Директор школы слабо застонал, превозмогая сердечный припадок. Остальные молчали. У них перехватило дыхание, словно все уже были обречены. Только учитель истории, толстогубый тихоня, нашел в себе решимость для выступления. Он вынул из портфеля вчетверо сложенный листок бумаги, положил его на стол и вкрадчивым голосом, заученную слащавость которого не мог стереть даже страх, провозгласил:
— Господа коллеги, я считаю необходимым немедленно послать изъявление нашей искренней преданности господину государственному секретарю и господину министру Моравцу. Я позволил себе набросать проект…
В жуткой тишине он прочитал двадцать строк, полных подлости и низкопоклонства. Потом развинтил вечное перо и услужливо подсунул бумагу для подписи старейшему члену учительского коллектива. Учитель закона божьего, семидесятилетний старец, всю свою жизнь прослуживший богу, взял трясущимися руками бумагу и обстоятельно перечитал текст, скандируя каждый слог, кончив, положил бумагу на стол.
— Я старый человек. На склоне лет мне не пристало лгать…
И было решено не собирать подписей под документом, а предложить ученикам седьмого класса осудить безнравственный поступок их товарищей и запротоколировать это предложение в классном журнале.
— Но, ради бога, кто же должен это сделать?
Учителя чешского языка и истории в один голос сказали:
— Конечно, классный наставник!
Все вздохнули, когда это бремя спало с их плеч. «Высший принцип» молча, сосредоточенно рассматривал суставы своих стиснутых пальцев. Он был классным наставником седьмого класса.
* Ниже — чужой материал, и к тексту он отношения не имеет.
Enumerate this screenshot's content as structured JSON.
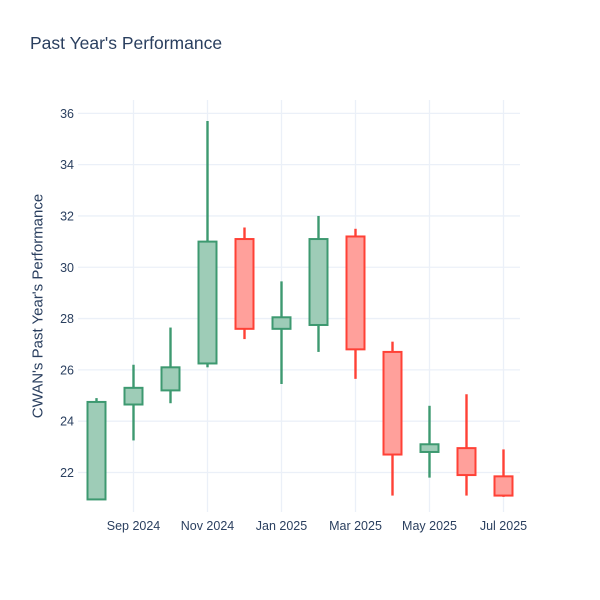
{
  "chart_data": {
    "type": "candlestick",
    "title": "Past Year's Performance",
    "xlabel": "",
    "ylabel": "CWAN's Past Year's Performance",
    "x_tick_labels": [
      "Sep 2024",
      "Nov 2024",
      "Jan 2025",
      "Mar 2025",
      "May 2025",
      "Jul 2025"
    ],
    "x_tick_indices": [
      1,
      3,
      5,
      7,
      9,
      11
    ],
    "y_ticks": [
      22,
      24,
      26,
      28,
      30,
      32,
      34,
      36
    ],
    "ylim": [
      20.46,
      36.52
    ],
    "grid": true,
    "legend": false,
    "candles": [
      {
        "month": "Aug 2024",
        "open": 20.95,
        "high": 24.9,
        "low": 20.95,
        "close": 24.75
      },
      {
        "month": "Sep 2024",
        "open": 24.65,
        "high": 26.2,
        "low": 23.25,
        "close": 25.3
      },
      {
        "month": "Oct 2024",
        "open": 25.2,
        "high": 27.65,
        "low": 24.7,
        "close": 26.1
      },
      {
        "month": "Nov 2024",
        "open": 26.25,
        "high": 35.7,
        "low": 26.1,
        "close": 31.0
      },
      {
        "month": "Dec 2024",
        "open": 31.1,
        "high": 31.55,
        "low": 27.2,
        "close": 27.6
      },
      {
        "month": "Jan 2025",
        "open": 27.6,
        "high": 29.45,
        "low": 25.45,
        "close": 28.05
      },
      {
        "month": "Feb 2025",
        "open": 27.75,
        "high": 32.0,
        "low": 26.7,
        "close": 31.1
      },
      {
        "month": "Mar 2025",
        "open": 31.2,
        "high": 31.5,
        "low": 25.65,
        "close": 26.8
      },
      {
        "month": "Apr 2025",
        "open": 26.7,
        "high": 27.1,
        "low": 21.1,
        "close": 22.7
      },
      {
        "month": "May 2025",
        "open": 22.8,
        "high": 24.6,
        "low": 21.8,
        "close": 23.1
      },
      {
        "month": "Jun 2025",
        "open": 22.95,
        "high": 25.05,
        "low": 21.1,
        "close": 21.9
      },
      {
        "month": "Jul 2025",
        "open": 21.85,
        "high": 22.9,
        "low": 21.05,
        "close": 21.1
      }
    ],
    "colors": {
      "increasing_line": "#3D9970",
      "increasing_fill": "#9ECCB7",
      "decreasing_line": "#FF4136",
      "decreasing_fill": "#FFA09B",
      "grid": "#EBF0F8",
      "text": "#2A3F5F",
      "background": "#FFFFFF"
    }
  }
}
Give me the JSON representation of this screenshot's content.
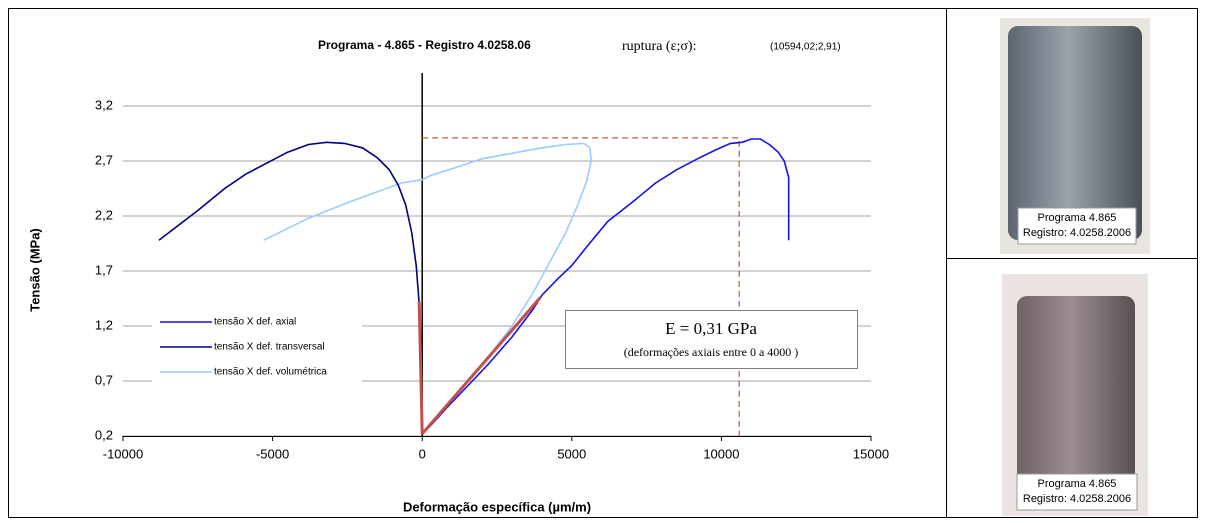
{
  "chart_data": {
    "type": "line",
    "title": "Programa - 4.865 - Registro  4.0258.06",
    "rupture_caption": "ruptura (ε;σ):",
    "rupture_point": {
      "x": 10594.02,
      "y": 2.91,
      "label": "(10594,02;2,91)",
      "color": "#b5603a"
    },
    "x_label": "Deformação específica (µm/m)",
    "y_label": "Tensão (MPa)",
    "xlim": [
      -10000,
      15000
    ],
    "xticks": [
      -10000,
      -5000,
      0,
      5000,
      10000,
      15000
    ],
    "ylim": [
      0.2,
      3.5
    ],
    "yticks": [
      {
        "value": 0.2,
        "label": "0,2"
      },
      {
        "value": 0.7,
        "label": "0,7"
      },
      {
        "value": 1.2,
        "label": "1,2"
      },
      {
        "value": 1.7,
        "label": "1,7"
      },
      {
        "value": 2.2,
        "label": "2,2"
      },
      {
        "value": 2.7,
        "label": "2,7"
      },
      {
        "value": 3.2,
        "label": "3,2"
      }
    ],
    "grid": true,
    "series": [
      {
        "name": "tensão X def. axial",
        "color": "#1414e6",
        "x": [
          0,
          300,
          800,
          1500,
          2200,
          3000,
          3700,
          4000,
          4500,
          5000,
          5500,
          6200,
          7000,
          7800,
          8500,
          9200,
          9800,
          10300,
          10700,
          11000,
          11300,
          11600,
          11900,
          12100,
          12250,
          12250
        ],
        "values": [
          0.22,
          0.3,
          0.45,
          0.65,
          0.85,
          1.1,
          1.35,
          1.48,
          1.62,
          1.75,
          1.92,
          2.15,
          2.32,
          2.5,
          2.62,
          2.72,
          2.8,
          2.86,
          2.87,
          2.9,
          2.9,
          2.85,
          2.78,
          2.7,
          2.55,
          1.98
        ]
      },
      {
        "name": "tensão X def. transversal",
        "color": "#000080",
        "x": [
          0,
          -50,
          -100,
          -200,
          -350,
          -550,
          -800,
          -1100,
          -1500,
          -2000,
          -2600,
          -3200,
          -3800,
          -4500,
          -5200,
          -5900,
          -6600,
          -7500,
          -8800
        ],
        "values": [
          0.22,
          0.8,
          1.4,
          1.75,
          2.05,
          2.3,
          2.48,
          2.62,
          2.73,
          2.82,
          2.86,
          2.87,
          2.85,
          2.78,
          2.68,
          2.58,
          2.45,
          2.25,
          1.98
        ]
      },
      {
        "name": "tensão X def. volumétrica",
        "color": "#99ccff",
        "x": [
          0,
          700,
          1500,
          2300,
          3000,
          3700,
          4300,
          4800,
          5200,
          5500,
          5650,
          5600,
          5400,
          4800,
          4000,
          3000,
          2000,
          1000,
          300,
          0,
          -700,
          -1500,
          -2500,
          -3800,
          -5300
        ],
        "values": [
          0.22,
          0.45,
          0.7,
          0.95,
          1.2,
          1.5,
          1.8,
          2.05,
          2.3,
          2.52,
          2.7,
          2.82,
          2.86,
          2.85,
          2.82,
          2.77,
          2.72,
          2.63,
          2.57,
          2.53,
          2.5,
          2.42,
          2.32,
          2.18,
          1.98
        ]
      }
    ],
    "fit_lines": [
      {
        "color": "#c0504d",
        "x": [
          0,
          3950
        ],
        "values": [
          0.22,
          1.46
        ]
      },
      {
        "color": "#c0504d",
        "x": [
          0,
          -100
        ],
        "values": [
          0.22,
          1.42
        ]
      }
    ],
    "annotation": {
      "lines": [
        "E = 0,31 GPa",
        "(deformações axiais entre 0 a 4000 )"
      ]
    }
  },
  "photos": [
    {
      "label_lines": [
        "Programa 4.865",
        "Registro: 4.0258.2006"
      ]
    },
    {
      "label_lines": [
        "Programa 4.865",
        "Registro: 4.0258.2006"
      ]
    }
  ]
}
Казалось, за дверью с цифрой «VII» было пусто.
Где непрестанное жужжание пчелиного роя, еще вчера гудевшего там, как в улье? «Высший принцип» открывает двери своего класса. Но юноши, встающие со школьных парт навстречу ему, уже совсем не те, что были вчера. Он только смутно различает их по силуэтам, по обычным местам на партах, прочно утвердившимся в его памяти. Каждый из них за эту ночь мысленно переплыл Ахерон, провожая тех троих, чьи места опустели. Когда он сел за кафедру, они опустились на свои места, как автоматы. Это был уже не класс. Не коллектив. Каждый был сам по себе, замкнулся в скорлупе страха или ненависти.
— Друзья мои, — сказал он, но голос его прервался на первом же слове. Он задохнулся. Встал, чтобы расправить грудную клетку. Обезображенный оспой, жалкий старый холостяк, в помятом костюме, с пузырившимися на коленях брюками, стоял на ступеньке кафедры.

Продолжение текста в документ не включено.